BIRDWISE: Hummingbirds: Feeders and fun facts
This is the time to expect a big increase of ruby-throated hummingbirds attending your nectar feeders.
Like seed-eating species, hummingbirds also switch to insect-feeding when feeding their young. By now the young are out of the nest and beginning to show up at your feeders and flowering plants in numbers, ready for doses of nectar. They will increase through August and taper off quickly toward the end of the month, as they wing their way south to Mexico for the winter.
Here is some advice on feeding these delicate species: Use a mixture of 1 cup sugar to 3 cups water. This concentration retards the establishment of bacteria that can be harmful to the birds. Don't add food color to your mixture. The birds will already be attracted to the red color on the feeders and don't need artificial ingredients that may be harmful.
Watch your feeders daily and replace the mixture as soon as it becomes cloudy, indicating bacterial contamination. When this happens, clean out the feeders thoroughly — contaminated nectar can kill these birds. Contamination can happen quickly in hot, humid times.

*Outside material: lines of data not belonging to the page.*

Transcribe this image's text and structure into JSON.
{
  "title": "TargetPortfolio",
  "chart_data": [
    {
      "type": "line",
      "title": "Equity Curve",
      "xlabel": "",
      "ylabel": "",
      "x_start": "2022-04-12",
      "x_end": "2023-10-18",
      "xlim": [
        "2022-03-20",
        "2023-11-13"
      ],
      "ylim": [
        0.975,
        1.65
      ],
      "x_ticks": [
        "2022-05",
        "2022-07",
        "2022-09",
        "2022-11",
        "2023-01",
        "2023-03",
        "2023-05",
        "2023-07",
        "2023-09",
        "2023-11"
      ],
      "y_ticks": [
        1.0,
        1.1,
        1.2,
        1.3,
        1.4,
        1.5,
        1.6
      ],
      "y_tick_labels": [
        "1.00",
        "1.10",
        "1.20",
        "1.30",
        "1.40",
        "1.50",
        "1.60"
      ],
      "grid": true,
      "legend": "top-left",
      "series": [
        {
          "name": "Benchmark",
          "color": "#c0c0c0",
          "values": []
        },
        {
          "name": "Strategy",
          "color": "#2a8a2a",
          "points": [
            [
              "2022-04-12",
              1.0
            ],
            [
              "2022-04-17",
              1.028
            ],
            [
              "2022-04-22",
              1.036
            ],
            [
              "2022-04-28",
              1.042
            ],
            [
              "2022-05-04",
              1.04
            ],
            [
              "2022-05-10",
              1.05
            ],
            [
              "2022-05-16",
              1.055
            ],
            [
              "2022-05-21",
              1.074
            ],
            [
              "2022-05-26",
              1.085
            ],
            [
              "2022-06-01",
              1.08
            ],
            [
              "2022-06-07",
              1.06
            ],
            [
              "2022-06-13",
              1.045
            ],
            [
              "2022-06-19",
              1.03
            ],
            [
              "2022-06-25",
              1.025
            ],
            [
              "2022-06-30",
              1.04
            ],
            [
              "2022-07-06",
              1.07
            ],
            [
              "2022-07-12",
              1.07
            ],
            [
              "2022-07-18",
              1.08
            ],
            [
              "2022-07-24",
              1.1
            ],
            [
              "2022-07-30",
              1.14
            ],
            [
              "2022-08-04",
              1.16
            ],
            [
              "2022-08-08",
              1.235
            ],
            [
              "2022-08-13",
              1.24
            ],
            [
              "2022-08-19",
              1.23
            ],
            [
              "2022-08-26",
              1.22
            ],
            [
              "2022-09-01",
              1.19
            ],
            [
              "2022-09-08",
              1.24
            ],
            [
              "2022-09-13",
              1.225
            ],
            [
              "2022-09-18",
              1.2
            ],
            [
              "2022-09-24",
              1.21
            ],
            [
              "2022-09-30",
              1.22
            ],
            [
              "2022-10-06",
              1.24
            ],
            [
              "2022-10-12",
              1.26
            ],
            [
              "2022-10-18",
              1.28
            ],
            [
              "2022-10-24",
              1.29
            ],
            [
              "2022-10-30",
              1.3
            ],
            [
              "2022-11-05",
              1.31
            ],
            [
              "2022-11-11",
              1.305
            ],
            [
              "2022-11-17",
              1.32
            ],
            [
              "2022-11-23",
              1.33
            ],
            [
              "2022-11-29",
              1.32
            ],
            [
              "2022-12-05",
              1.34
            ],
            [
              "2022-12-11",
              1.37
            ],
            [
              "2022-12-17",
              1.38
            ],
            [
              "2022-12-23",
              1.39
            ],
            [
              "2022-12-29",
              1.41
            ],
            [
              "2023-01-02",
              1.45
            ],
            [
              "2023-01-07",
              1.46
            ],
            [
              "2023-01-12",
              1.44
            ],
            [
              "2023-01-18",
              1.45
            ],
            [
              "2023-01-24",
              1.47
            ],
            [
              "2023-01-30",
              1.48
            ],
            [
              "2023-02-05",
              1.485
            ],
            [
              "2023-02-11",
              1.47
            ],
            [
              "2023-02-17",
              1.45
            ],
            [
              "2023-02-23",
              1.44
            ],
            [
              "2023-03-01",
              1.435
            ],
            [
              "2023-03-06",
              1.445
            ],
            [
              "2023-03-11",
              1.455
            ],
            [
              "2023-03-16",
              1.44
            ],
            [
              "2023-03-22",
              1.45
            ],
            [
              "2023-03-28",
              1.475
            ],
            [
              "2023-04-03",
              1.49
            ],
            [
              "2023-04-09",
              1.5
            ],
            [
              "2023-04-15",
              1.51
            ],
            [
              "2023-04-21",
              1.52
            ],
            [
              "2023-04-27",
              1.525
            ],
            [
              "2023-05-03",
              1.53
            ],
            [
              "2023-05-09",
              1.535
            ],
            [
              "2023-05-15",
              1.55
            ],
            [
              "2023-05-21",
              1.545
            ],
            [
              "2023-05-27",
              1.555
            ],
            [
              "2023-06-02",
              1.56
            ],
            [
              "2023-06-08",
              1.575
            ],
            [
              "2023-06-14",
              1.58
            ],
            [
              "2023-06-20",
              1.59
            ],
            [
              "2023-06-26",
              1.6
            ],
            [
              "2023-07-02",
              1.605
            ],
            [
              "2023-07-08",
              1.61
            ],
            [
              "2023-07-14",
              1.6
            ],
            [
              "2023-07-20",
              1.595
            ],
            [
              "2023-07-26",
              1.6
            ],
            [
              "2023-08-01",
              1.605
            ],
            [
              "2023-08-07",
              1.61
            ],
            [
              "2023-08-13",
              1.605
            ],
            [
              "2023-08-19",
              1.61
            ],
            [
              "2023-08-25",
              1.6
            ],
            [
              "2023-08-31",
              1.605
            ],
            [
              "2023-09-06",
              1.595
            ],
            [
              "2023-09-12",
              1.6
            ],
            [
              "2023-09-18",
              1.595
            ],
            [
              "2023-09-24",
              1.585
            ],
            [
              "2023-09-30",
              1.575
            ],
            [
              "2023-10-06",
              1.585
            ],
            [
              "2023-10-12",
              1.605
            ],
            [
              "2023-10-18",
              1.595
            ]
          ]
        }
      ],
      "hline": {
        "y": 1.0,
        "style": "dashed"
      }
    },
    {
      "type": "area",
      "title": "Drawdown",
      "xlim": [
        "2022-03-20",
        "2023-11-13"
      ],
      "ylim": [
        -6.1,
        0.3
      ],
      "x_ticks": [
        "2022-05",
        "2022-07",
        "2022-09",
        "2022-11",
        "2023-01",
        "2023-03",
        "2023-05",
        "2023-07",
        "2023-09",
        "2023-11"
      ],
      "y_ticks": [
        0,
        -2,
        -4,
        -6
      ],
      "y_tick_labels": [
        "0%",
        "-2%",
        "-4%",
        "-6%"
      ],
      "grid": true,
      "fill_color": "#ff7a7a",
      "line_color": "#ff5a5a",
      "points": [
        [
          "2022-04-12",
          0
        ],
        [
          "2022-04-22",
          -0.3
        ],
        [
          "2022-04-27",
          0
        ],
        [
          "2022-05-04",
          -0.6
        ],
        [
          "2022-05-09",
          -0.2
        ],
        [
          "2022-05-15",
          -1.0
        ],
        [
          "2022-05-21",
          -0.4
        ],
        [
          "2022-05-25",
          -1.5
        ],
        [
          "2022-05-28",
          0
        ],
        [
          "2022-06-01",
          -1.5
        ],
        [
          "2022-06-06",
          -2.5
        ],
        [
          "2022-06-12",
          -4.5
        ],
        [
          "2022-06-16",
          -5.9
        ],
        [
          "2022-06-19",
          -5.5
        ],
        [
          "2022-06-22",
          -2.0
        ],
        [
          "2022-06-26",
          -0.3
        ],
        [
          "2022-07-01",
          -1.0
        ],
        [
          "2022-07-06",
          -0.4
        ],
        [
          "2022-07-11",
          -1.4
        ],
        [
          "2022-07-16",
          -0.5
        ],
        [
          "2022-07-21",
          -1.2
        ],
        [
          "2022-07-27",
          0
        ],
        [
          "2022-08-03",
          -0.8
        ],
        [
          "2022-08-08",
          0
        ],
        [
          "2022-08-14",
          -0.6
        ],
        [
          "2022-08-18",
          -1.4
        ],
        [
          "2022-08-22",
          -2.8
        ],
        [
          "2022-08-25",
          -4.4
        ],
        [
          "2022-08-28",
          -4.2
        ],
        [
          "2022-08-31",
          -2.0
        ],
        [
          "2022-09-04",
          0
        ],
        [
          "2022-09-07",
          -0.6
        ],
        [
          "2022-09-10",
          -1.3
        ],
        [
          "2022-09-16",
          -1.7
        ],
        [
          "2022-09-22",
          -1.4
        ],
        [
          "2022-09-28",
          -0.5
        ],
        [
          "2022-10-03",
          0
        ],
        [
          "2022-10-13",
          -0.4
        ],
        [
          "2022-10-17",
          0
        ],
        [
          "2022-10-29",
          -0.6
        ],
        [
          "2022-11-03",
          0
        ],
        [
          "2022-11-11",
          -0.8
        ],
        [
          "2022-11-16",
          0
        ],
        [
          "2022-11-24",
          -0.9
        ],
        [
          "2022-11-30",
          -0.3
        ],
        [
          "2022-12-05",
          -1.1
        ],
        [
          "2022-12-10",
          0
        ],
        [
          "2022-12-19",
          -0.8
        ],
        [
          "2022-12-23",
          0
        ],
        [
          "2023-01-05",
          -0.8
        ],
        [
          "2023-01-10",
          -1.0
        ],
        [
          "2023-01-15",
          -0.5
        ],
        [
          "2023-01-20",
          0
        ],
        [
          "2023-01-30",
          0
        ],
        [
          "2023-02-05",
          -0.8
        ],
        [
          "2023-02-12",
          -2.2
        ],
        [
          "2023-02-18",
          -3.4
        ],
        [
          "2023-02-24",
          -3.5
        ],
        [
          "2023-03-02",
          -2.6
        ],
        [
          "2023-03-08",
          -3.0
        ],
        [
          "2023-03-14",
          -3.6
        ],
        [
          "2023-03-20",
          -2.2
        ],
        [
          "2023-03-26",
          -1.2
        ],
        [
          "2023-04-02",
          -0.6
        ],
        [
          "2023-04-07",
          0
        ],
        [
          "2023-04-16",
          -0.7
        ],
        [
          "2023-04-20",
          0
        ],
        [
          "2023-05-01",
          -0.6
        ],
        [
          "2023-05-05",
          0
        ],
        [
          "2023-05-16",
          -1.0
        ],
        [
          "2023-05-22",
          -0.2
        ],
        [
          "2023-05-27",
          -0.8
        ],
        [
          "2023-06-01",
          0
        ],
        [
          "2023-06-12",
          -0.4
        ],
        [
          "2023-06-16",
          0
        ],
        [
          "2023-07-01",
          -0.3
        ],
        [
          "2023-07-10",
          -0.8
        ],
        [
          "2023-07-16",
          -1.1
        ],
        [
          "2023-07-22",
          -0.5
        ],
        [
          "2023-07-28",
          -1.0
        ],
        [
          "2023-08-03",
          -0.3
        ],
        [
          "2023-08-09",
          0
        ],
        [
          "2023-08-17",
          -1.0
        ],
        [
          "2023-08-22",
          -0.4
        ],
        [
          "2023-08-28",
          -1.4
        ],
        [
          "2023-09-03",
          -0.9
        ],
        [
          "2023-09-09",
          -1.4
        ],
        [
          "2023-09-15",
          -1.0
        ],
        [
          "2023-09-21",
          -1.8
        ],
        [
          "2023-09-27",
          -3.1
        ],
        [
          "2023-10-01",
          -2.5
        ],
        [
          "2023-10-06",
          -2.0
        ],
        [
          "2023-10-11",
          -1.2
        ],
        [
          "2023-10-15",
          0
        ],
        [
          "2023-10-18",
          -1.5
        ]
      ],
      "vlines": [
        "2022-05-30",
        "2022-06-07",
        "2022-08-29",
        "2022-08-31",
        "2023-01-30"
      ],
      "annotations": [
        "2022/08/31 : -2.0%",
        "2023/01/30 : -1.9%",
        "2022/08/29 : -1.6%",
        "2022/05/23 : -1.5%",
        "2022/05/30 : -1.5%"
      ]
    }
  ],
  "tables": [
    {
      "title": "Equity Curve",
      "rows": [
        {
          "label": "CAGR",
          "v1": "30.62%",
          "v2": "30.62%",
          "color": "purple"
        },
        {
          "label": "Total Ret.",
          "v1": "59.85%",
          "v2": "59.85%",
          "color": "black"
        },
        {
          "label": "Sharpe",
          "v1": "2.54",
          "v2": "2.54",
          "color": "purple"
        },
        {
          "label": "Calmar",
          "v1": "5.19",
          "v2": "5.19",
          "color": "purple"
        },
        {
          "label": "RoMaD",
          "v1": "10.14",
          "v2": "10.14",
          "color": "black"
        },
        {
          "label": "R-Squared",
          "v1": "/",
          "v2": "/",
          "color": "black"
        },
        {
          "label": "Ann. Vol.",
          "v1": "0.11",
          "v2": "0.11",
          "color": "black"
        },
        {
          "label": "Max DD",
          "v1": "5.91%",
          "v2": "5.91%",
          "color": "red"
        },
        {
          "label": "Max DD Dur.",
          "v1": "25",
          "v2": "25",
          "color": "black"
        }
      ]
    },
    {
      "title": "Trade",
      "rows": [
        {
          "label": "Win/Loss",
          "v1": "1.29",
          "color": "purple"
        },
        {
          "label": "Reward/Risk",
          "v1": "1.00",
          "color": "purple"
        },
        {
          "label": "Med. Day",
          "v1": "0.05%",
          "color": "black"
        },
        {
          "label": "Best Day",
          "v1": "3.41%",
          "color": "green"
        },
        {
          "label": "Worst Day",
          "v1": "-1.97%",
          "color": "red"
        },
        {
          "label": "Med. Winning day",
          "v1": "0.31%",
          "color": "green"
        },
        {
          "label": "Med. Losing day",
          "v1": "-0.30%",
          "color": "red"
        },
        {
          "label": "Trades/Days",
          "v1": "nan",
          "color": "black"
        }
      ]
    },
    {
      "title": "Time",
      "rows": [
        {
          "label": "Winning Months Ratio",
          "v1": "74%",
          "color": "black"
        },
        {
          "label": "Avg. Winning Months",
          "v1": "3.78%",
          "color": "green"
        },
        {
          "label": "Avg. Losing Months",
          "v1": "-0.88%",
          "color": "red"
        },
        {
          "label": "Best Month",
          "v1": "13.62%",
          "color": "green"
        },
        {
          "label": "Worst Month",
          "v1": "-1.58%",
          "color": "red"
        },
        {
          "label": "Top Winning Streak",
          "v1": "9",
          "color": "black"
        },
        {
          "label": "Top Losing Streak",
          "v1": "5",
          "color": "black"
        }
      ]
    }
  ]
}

In cooler periods, the mixture may retain its freshness for many days. Watch the feeders carefully and act as needed. The best feeders are those that have a little moat in the center that prevents ants from entering from the hanger when the moat is filled with water. My experience recently in local stores is that these feeders can be hard to find. Ask your local outlets about getting them or check them out online. Once ants get into the nectar, contamination follows readily.
Our local hummingbird, the ruby-throat, is the only species of hummingbird east of the Rockies. In the Rockies and west, 14 other species occur regularly. The remaining 300 or so members of the hummingbird family are distributed widely through Mexico, Central and South America and the Caribbean in almost all habitats — from low desert to alpine, with the majority in tropical jungles.
Hummingbirds are unique to the Western Hemisphere — nothing quite like them exists anywhere else.
They are the only birds capable of flying backwards or vertically while in a horizontal position. Think about that when you watch them at your feeders. It is truly an extraordinary capability! Their mating displays can be extremely elaborate. Watch the male ruby-throat for its repeated, swooping, up-and-down flight in a U-pattern and, when a female is sitting in a low bush, its rapid, darting side-to-side flight in front of her. These behaviors are still happening here, perhaps by adult males seeking a second nesting or perhaps by young birds practicing for next year when their displays will be for real.
PBS has had some wonderful specials on these birds that show their brilliant plumage and feature some extraordinary displays. Look for them if they are repeated — they are terrific.